"Oh, well, now, Emeline, young folks, will be young folks, you know." There was in John's voice something dangerously near satisfaction with this well-known peculiarity of youth.

"Yes; and they'll be old folks, too, which most of 'em seems to forget," returned Mrs. Dysart, sending a pessimistic glance after the retreating couple.

Mrs. Dysart was right. Sidney Palmerston and his companion were not thinking of old age that winter day. The mesa stretched a mass of purple lupine at their feet. There was the odor of spring, the warmth of summer, the languor of autumn, in the air. As they neared the cañon the path grew narrow, and the girl walked ahead, turning now and then, and blocking the way, in the earnestness of her speech. They had long since ceased to talk of the tunnel; Sidney had ceased even to think of it. For weeks he had hardly dared to think at all. There had been at first the keen sense of disappointment in himself which comes to every confident soul as it learns the limitations of its own will; then the determination, so easy to youth's foreshortening view, to keep the letter of his promise and bury the spirit out of his own sight and the sight of the world forever; then the self-pity and the pleading with fate for a little happiness as an advance deposit on the promise of lifelong self-sacrifice; then the perfumed days when thought was lulled and duty became a memory and a hope. Strangely enough, it was always duty, this unholy thing which he meant to do—this payment of a debt in base metal, when the pure gold of love had been promised. But ethics counted for little to-day as he followed a figure clad in blue serge down the path that led from the edge of the cañon to the bed of the stream. Budding willows made a green mist in the depths below them, and the sweet, tarry odors of the upland blew across the tops of the sycamores in the cañon and mingled with the smell of damp leaf-mould and the freshness of growing things.

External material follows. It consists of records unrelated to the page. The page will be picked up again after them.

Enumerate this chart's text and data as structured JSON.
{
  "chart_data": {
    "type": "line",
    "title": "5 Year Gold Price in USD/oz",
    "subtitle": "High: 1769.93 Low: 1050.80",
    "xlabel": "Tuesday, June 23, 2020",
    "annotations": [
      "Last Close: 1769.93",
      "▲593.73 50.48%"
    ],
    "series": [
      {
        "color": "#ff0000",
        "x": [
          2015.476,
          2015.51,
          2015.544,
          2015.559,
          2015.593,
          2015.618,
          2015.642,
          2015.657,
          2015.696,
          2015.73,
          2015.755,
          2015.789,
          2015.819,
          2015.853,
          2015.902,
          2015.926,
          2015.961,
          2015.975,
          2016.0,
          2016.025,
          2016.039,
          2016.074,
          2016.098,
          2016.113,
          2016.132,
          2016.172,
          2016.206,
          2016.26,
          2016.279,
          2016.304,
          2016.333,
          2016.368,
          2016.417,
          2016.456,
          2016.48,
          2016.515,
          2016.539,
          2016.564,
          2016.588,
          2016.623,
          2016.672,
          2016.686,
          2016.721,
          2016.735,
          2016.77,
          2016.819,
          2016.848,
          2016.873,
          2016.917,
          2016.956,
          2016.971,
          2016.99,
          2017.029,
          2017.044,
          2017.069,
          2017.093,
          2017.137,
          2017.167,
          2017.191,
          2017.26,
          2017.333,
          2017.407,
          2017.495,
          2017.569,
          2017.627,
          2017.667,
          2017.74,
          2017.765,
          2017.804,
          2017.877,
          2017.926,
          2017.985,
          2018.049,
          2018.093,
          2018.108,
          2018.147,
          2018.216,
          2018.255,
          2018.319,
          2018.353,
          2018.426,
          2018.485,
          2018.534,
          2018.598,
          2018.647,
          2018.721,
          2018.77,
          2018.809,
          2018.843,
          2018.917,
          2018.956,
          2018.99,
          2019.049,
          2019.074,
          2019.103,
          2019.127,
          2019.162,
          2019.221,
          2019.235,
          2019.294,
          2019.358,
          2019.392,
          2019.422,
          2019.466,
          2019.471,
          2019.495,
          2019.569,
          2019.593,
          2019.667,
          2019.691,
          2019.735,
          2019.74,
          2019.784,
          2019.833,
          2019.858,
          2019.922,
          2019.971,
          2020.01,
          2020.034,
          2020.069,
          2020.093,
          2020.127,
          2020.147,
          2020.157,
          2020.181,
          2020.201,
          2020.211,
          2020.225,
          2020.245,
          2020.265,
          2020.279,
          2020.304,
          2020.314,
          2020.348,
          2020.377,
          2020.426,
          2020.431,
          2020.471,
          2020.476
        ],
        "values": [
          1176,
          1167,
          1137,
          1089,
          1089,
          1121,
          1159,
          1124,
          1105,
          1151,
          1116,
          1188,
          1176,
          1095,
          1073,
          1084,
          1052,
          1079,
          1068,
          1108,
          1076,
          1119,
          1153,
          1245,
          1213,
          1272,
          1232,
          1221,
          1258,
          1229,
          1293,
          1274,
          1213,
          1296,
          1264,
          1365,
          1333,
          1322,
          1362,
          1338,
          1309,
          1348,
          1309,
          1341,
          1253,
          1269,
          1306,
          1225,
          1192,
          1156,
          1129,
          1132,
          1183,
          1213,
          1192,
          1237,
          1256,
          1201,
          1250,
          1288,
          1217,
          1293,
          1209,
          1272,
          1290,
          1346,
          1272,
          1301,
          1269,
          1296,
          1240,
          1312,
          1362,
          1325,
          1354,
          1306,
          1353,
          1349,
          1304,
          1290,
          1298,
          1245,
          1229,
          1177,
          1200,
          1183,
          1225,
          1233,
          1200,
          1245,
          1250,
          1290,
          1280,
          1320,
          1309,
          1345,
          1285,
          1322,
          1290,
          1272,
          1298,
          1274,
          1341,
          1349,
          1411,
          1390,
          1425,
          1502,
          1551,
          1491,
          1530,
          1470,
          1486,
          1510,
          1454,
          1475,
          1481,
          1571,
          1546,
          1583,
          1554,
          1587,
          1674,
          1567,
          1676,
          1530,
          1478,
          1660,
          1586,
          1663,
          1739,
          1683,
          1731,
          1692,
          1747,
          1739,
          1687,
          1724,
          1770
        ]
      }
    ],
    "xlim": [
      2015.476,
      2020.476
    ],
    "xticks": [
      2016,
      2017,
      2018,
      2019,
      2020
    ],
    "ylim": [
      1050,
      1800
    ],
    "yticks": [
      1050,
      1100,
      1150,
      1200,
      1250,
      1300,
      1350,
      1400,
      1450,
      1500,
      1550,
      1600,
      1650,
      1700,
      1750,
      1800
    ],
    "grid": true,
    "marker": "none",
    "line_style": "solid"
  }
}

The girl paused and peered down into the cañon inquiringly.

"Do you think of leaping?" asked Palmerston.

She smiled seriously, still looking down. "No; I was wondering if the rainfall had been as light in the mountains as it has been in the valley, and how the water-supply will hold out through the summer if we have no more."

Palmerston laughed. "Do you always think of practical things?" he asked.

She turned and confronted him with a half-defiant, half-whimsical smile.

"I do not think much about what I think," she said; "I am too busy thinking."

As she spoke she took a step backward and tripped upon some obstacle in the path.